Family affair / Family o’ fear
“They will hunt you.”
Director: Adam Wingard / Writer: Simon Barrett / Cast: Sharni Vinson, A.J. Bowen, Joe Swanberg, Nicholas Tucci, Wendy Glenn, Barbara Crampton, Rob Moran, Sarah Myers, Amy Seimetz, Ti West, Simon Barrett, L.C. Holt, Lane Hughes.
Body Count: 14
Families. You can’t choose them. But you can kill them. Be warned, UNAVOIDABLE SPOILERS follow…
An amorous couple are totally murdered in their plush home, the words “you’re next” are painted in blood on a window for one of them to find. Soon after, cutesy couple Crispian and Erin drive out to his parents’ secluded vacation home, which is approximately the size of a small suburb, for a 35th wedding anniversary gathering.
The next day, Crispian’s brothers and sister arrive with their respective partners: Dad’s favourite Drake and his tightly wound wife, Kelly; moody Felix and goth-lite girlfriend Zee; and perky Amy and her filmmaker beau whose name I don’t remember, but Ti West played him.
There’s tension between Drake and Crispian, Erin tries to ingratiate herself as the outsider (in addition to it being her first time meeting them, she’s an Australian in a house full of Americans), and Mom (the always welcome Crampton) is all jittery and hears a few strange noises in the house.
The group gather for dinner and in the midst of a row between brothers, are suddenly attacked from outside by a crossbow-wielding maniac with great aim. There’s panic, chaos, injury and a dead body on the floor. Next, somebody tries to make a run for the car only to career next-first into a wire, and another flees successfully through the woods to the already-dead neighbours and receives an axe in the head for her trouble.
Back at the house, it becomes clear that not only is there more than one assailant, but that some of them are already inside the house. Erin takes charge after Crispian elects to make a run for help, and admits to her bewildered companions that she grew up in a survivalist camp in the Australian outback – something the killers hadn’t banked on, especially when she efficiently begins taking them out.
But that’s not all, the Whys of the situation become clear as it comes out that the three amigos aren’t just randomly attacking the super-rich family, but someone has hired them to do so for their own greedy motivations. Erin learns this, discovers she’s more or less on her own from there on out, and transforms into a gung-ho heroine Sigourney Weaver would be envious of, and she’s dangerous with a blender.

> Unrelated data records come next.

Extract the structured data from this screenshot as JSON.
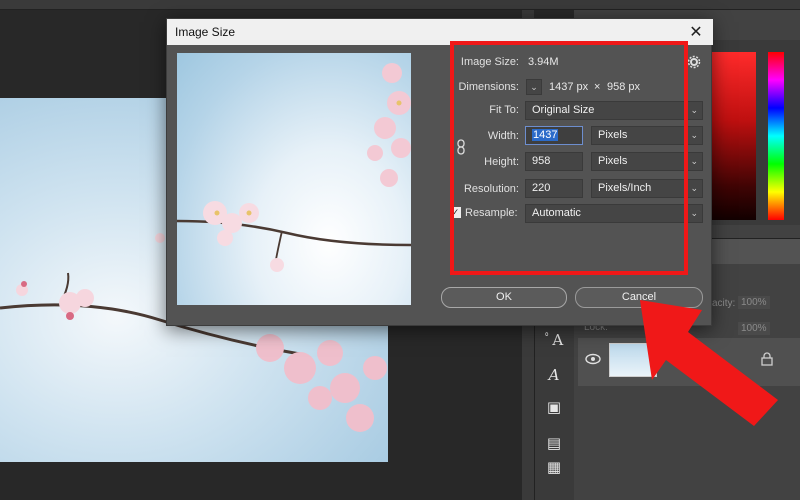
{
  "dialog": {
    "title": "Image Size",
    "close_glyph": "✕",
    "image_size_label": "Image Size:",
    "image_size_value": "3.94M",
    "dimensions_label": "Dimensions:",
    "dimensions_width": "1437 px",
    "dimensions_times": "×",
    "dimensions_height": "958 px",
    "fit_to_label": "Fit To:",
    "fit_to_value": "Original Size",
    "width_label": "Width:",
    "width_value": "1437",
    "width_unit": "Pixels",
    "height_label": "Height:",
    "height_value": "958",
    "height_unit": "Pixels",
    "resolution_label": "Resolution:",
    "resolution_value": "220",
    "resolution_unit": "Pixels/Inch",
    "resample_label": "Resample:",
    "resample_value": "Automatic",
    "resample_checked": true,
    "ok_label": "OK",
    "cancel_label": "Cancel"
  },
  "layers_panel": {
    "opacity_label": "acity:",
    "opacity_value": "100%",
    "lock_label": "Lock:",
    "fill_value": "100%"
  },
  "icons": {
    "eye": "eye-icon",
    "lock": "lock-icon",
    "chain": "chain-link-icon",
    "gear": "gear-icon"
  },
  "colors": {
    "highlight": "#f01818",
    "arrow": "#f01818",
    "selection": "#2b6bc9"
  }
}
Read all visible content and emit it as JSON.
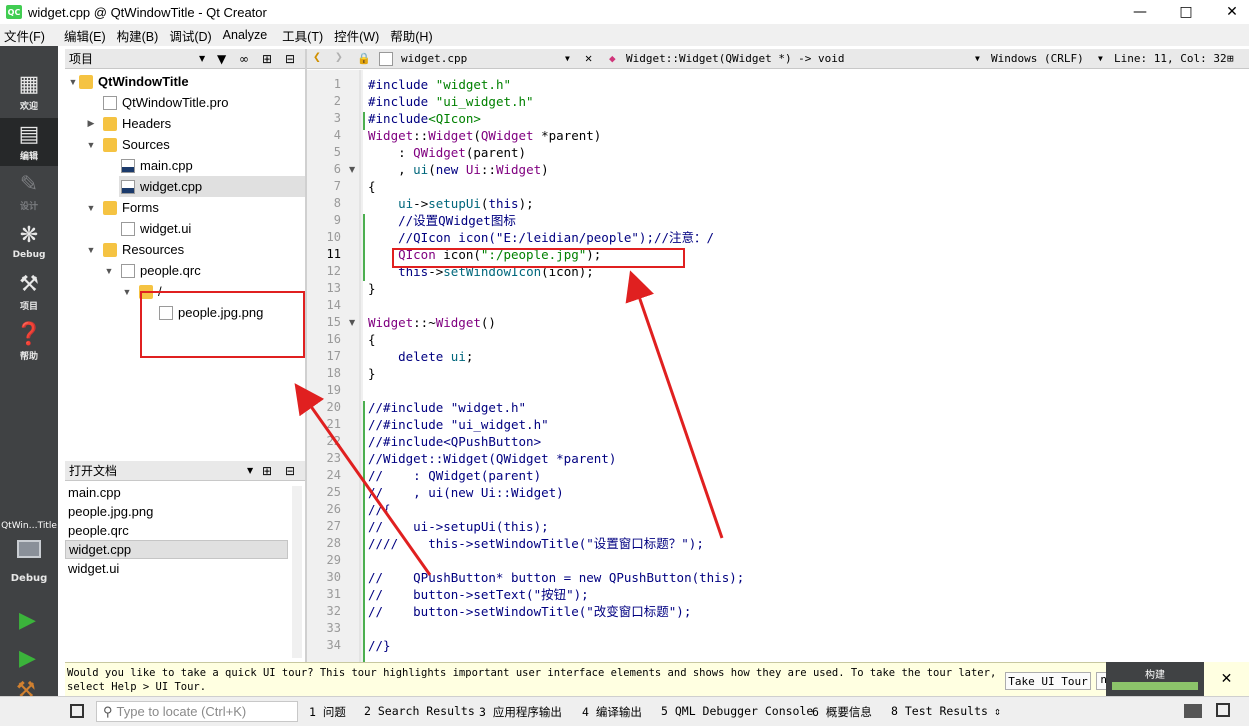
{
  "window": {
    "title": "widget.cpp @ QtWindowTitle - Qt Creator",
    "app_icon": "QC"
  },
  "menu": [
    "文件(F)",
    "编辑(E)",
    "构建(B)",
    "调试(D)",
    "Analyze",
    "工具(T)",
    "控件(W)",
    "帮助(H)"
  ],
  "modes": [
    {
      "label": "欢迎",
      "icon": "grid-icon"
    },
    {
      "label": "编辑",
      "icon": "edit-icon"
    },
    {
      "label": "设计",
      "icon": "pencil-icon"
    },
    {
      "label": "Debug",
      "icon": "bug-icon"
    },
    {
      "label": "项目",
      "icon": "wrench-icon"
    },
    {
      "label": "帮助",
      "icon": "help-icon"
    }
  ],
  "kit": {
    "name": "QtWin…Title",
    "config": "Debug"
  },
  "project_panel": {
    "title": "项目",
    "tree": [
      {
        "label": "QtWindowTitle",
        "level": 0,
        "expanded": true,
        "bold": true,
        "kind": "project"
      },
      {
        "label": "QtWindowTitle.pro",
        "level": 1,
        "kind": "file"
      },
      {
        "label": "Headers",
        "level": 1,
        "expanded": false,
        "kind": "folder"
      },
      {
        "label": "Sources",
        "level": 1,
        "expanded": true,
        "kind": "folder"
      },
      {
        "label": "main.cpp",
        "level": 2,
        "kind": "cpp"
      },
      {
        "label": "widget.cpp",
        "level": 2,
        "kind": "cpp",
        "selected": true
      },
      {
        "label": "Forms",
        "level": 1,
        "expanded": true,
        "kind": "folder"
      },
      {
        "label": "widget.ui",
        "level": 2,
        "kind": "file"
      },
      {
        "label": "Resources",
        "level": 1,
        "expanded": true,
        "kind": "folder"
      },
      {
        "label": "people.qrc",
        "level": 2,
        "expanded": true,
        "kind": "file"
      },
      {
        "label": "/",
        "level": 3,
        "expanded": true,
        "kind": "folder"
      },
      {
        "label": "people.jpg.png",
        "level": 4,
        "kind": "file"
      }
    ]
  },
  "open_documents": {
    "title": "打开文档",
    "items": [
      "main.cpp",
      "people.jpg.png",
      "people.qrc",
      "widget.cpp",
      "widget.ui"
    ],
    "selected": "widget.cpp"
  },
  "editor": {
    "file": "widget.cpp",
    "symbol": "Widget::Widget(QWidget *) -> void",
    "line_ending": "Windows (CRLF)",
    "position": "Line: 11, Col: 32",
    "current_line": 11,
    "lines": [
      "#include \"widget.h\"",
      "#include \"ui_widget.h\"",
      "#include<QIcon>",
      "Widget::Widget(QWidget *parent)",
      "    : QWidget(parent)",
      "    , ui(new Ui::Widget)",
      "{",
      "    ui->setupUi(this);",
      "    //设置QWidget图标",
      "    //QIcon icon(\"E:/leidian/people\");//注意：/",
      "    QIcon icon(\":/people.jpg\");",
      "    this->setWindowIcon(icon);",
      "}",
      "",
      "Widget::~Widget()",
      "{",
      "    delete ui;",
      "}",
      "",
      "//#include \"widget.h\"",
      "//#include \"ui_widget.h\"",
      "//#include<QPushButton>",
      "//Widget::Widget(QWidget *parent)",
      "//    : QWidget(parent)",
      "//    , ui(new Ui::Widget)",
      "//{",
      "//    ui->setupUi(this);",
      "////    this->setWindowTitle(\"设置窗口标题？\");",
      "",
      "//    QPushButton* button = new QPushButton(this);",
      "//    button->setText(\"按钮\");",
      "//    button->setWindowTitle(\"改变窗口标题\");",
      "",
      "//}"
    ]
  },
  "tour": {
    "message": "Would you like to take a quick UI tour? This tour highlights important user interface elements and shows how they are used. To take the tour later, select Help > UI Tour.",
    "button": "Take UI Tour",
    "partial_button": "n"
  },
  "build_progress": {
    "label": "构建",
    "fraction": 1.0
  },
  "status": {
    "locate_placeholder": "Type to locate (Ctrl+K)",
    "panes": [
      "1 问题",
      "2 Search Results",
      "3 应用程序输出",
      "4 编译输出",
      "5 QML Debugger Console",
      "6 概要信息",
      "8 Test Results"
    ]
  },
  "colors": {
    "annotation": "#e02020",
    "modebar": "#404244",
    "string": "#008000",
    "preprocessor": "#000080"
  }
}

You’re Next doesn’t really pack anything that’s not been seen before in terms of other home invasion and slasher films, though it’s good to see them spliced together with an absence of gunfire for the sake of more conventional slasher movie weapons, such as axes, knives, and cleavers.
The power of the film lies in Erin’s skills at defending herself and fighting back harder than these suckers thought was possible. With the right audience, You’re Next will be a great cinema experience. Fortunately, seeing it at FrightFest meant people whooped and cheered at the right moments, laughed at the (mercifully subtle and few) gags, and were on the final girl’s side early on. Whether it has enough mass-appeal is another thing; it’s not too bloody to put off casual viewers and it thankfully doesn’t feature killers who can’t be put down after numerous counter-attacks.
Blurbs-of-interest: A.J. Bowen was in Hatchet II; Barbara Crampton was in Castle Freak; Ti West directed X, The House of the Devil, The Innkeepers, and one of the shorts in V/H/S; Adam Wingard also directed the crappy Home Sick, so it’s nice to see him leap forward here.